Conclusion
The 2020 Scorecard offers the latest available federal data on the state of the U.S. health system before it headed into the most severe public health crisis and economic collapse in modern times.
It also highlights health system weaknesses that have left the U.S. far less prepared than other high-income countries to cope with public health threats like COVID-19. These weaknesses include:
- a health care delivery system that is highly unequal in its care of people of color and those with low and moderate incomes.
- an insurance system that still leaves millions without coverage.
- exorbitant commercial insurance prices that fuel growth in health spending and expose people to high premiums and deductibles, even as many make wage concessions to keep their employer benefits.
- an inadequate primary care system.
- declining life expectancy.
Some regions lag even further.
The Scorecard also highlights the fact that the U.S. health system is characterized by considerable geographic variation in each of these areas. Some regions of the U.S. not only lag other regions on health performance indicators, but they also lag other economically advanced countries even further than national averages suggest.
For example, uninsured rates ranged from 4 percent of the adult population in the District of Columbia and Massachusetts to a high of 24 percent in Texas. These differences reflect demographic differences and U.S. immigration policy, but also political choices in the implementation of federal law. If states continue to be left to address the coronavirus pandemic with little federal leadership, performance gaps will only widen as the health and economic crises persist.
A looming court decision could further disrupt the health system.
Moreover, looming on the U.S. Supreme Court’s 2020–2021 docket is California v. Texas (originally Texas v. Azar), in which a group of Republican-led states, with support from the Trump administration, is seeking to declare the entirety of the Affordable Care Act unconstitutional.

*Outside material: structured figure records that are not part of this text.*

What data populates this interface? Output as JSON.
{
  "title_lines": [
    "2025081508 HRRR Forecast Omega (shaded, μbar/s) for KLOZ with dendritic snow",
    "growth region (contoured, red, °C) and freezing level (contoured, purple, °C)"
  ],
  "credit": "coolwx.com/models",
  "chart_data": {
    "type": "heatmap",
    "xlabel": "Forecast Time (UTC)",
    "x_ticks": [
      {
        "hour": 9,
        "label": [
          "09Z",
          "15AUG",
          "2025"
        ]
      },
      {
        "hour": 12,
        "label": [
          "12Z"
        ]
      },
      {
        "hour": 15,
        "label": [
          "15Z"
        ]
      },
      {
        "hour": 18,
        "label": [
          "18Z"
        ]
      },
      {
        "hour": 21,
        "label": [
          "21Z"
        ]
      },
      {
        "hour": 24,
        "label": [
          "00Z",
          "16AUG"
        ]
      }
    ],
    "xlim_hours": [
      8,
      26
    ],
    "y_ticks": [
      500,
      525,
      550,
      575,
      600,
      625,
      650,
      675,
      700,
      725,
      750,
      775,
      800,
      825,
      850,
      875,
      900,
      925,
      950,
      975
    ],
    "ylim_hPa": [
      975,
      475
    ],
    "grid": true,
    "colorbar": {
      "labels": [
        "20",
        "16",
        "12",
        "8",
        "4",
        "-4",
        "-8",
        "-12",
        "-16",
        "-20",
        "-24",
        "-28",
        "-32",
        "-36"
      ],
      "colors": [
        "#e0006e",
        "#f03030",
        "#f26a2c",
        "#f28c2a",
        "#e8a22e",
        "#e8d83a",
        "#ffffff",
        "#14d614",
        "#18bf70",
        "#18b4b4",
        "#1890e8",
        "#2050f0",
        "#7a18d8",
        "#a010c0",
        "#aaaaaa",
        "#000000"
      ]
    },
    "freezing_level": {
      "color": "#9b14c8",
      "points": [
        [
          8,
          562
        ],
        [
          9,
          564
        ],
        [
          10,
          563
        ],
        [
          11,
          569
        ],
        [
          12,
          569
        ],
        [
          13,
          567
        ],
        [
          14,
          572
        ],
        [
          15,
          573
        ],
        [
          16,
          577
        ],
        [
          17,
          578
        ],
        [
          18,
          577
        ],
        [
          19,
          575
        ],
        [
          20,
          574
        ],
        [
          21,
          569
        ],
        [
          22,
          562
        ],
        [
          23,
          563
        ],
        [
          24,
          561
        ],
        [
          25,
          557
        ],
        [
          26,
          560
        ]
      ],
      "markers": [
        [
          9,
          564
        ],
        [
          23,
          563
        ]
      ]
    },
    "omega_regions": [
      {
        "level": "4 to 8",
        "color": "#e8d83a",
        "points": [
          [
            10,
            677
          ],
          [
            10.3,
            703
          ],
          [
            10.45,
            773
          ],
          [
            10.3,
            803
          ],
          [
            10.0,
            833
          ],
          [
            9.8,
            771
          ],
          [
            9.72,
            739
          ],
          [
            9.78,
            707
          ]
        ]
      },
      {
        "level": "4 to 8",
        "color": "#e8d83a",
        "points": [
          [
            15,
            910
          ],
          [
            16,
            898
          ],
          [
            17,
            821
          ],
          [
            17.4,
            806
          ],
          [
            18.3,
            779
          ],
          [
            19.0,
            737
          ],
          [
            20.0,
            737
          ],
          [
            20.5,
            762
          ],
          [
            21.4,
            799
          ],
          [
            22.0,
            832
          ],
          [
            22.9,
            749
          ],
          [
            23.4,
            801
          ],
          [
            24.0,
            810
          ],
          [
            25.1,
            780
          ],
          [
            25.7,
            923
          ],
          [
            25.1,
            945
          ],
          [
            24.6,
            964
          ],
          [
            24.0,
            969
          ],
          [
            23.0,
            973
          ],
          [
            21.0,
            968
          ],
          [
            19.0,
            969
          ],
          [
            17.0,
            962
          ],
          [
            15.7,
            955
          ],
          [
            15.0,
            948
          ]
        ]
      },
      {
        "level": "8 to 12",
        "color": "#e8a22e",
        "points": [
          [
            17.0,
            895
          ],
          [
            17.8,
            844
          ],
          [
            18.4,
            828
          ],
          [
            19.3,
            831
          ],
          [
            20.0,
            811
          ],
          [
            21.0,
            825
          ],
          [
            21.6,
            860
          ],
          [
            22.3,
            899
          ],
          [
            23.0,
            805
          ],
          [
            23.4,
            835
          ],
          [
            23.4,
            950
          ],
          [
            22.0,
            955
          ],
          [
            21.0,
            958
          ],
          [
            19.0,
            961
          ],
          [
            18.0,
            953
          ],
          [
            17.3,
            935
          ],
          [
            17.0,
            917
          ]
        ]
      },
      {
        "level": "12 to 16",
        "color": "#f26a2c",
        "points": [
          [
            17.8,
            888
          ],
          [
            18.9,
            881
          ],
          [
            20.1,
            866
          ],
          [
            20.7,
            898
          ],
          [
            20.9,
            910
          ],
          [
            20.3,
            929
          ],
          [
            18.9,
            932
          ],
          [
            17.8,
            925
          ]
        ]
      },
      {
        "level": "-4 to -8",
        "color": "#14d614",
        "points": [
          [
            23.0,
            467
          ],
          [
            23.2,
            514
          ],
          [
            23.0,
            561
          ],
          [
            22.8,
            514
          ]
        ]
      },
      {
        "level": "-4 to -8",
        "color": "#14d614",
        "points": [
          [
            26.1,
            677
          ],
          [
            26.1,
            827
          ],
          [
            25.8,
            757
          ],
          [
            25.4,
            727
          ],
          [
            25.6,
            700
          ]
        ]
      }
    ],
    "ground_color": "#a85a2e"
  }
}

Given the increased reliance of Americans on Medicaid and the marketplaces in the wake of job-based coverage losses over the past six months, a decision by the Supreme Court to overturn the law could result in more than 50 million uninsured people.
Because the ACA touches nearly every corner of the health system — not just coverage — such a decision also would trigger severe disruptions throughout a health system already severely compromised by the pandemic.
Daunting tasks for the federal government in 2021.
The presidential election is just two months away. The federal government will face the daunting task of both controlling the pandemic and rebuilding a health system that had already been underperforming and unequal. The collection and analysis of new data on the effects of the pandemic will be critical to the ability of federal and state governments to craft evidence-based policy to move the health system forward and bring lagging states closer to the front of the pack.
We have amassed the most recent federal data as a baseline, but they are egregiously lagged. Timely data are needed in the critical areas of insurance coverage, racial and ethnic inequity in access and care, causes of mortality and life expectancy, provider performance during the pandemic, and more. And this information is needed quickly.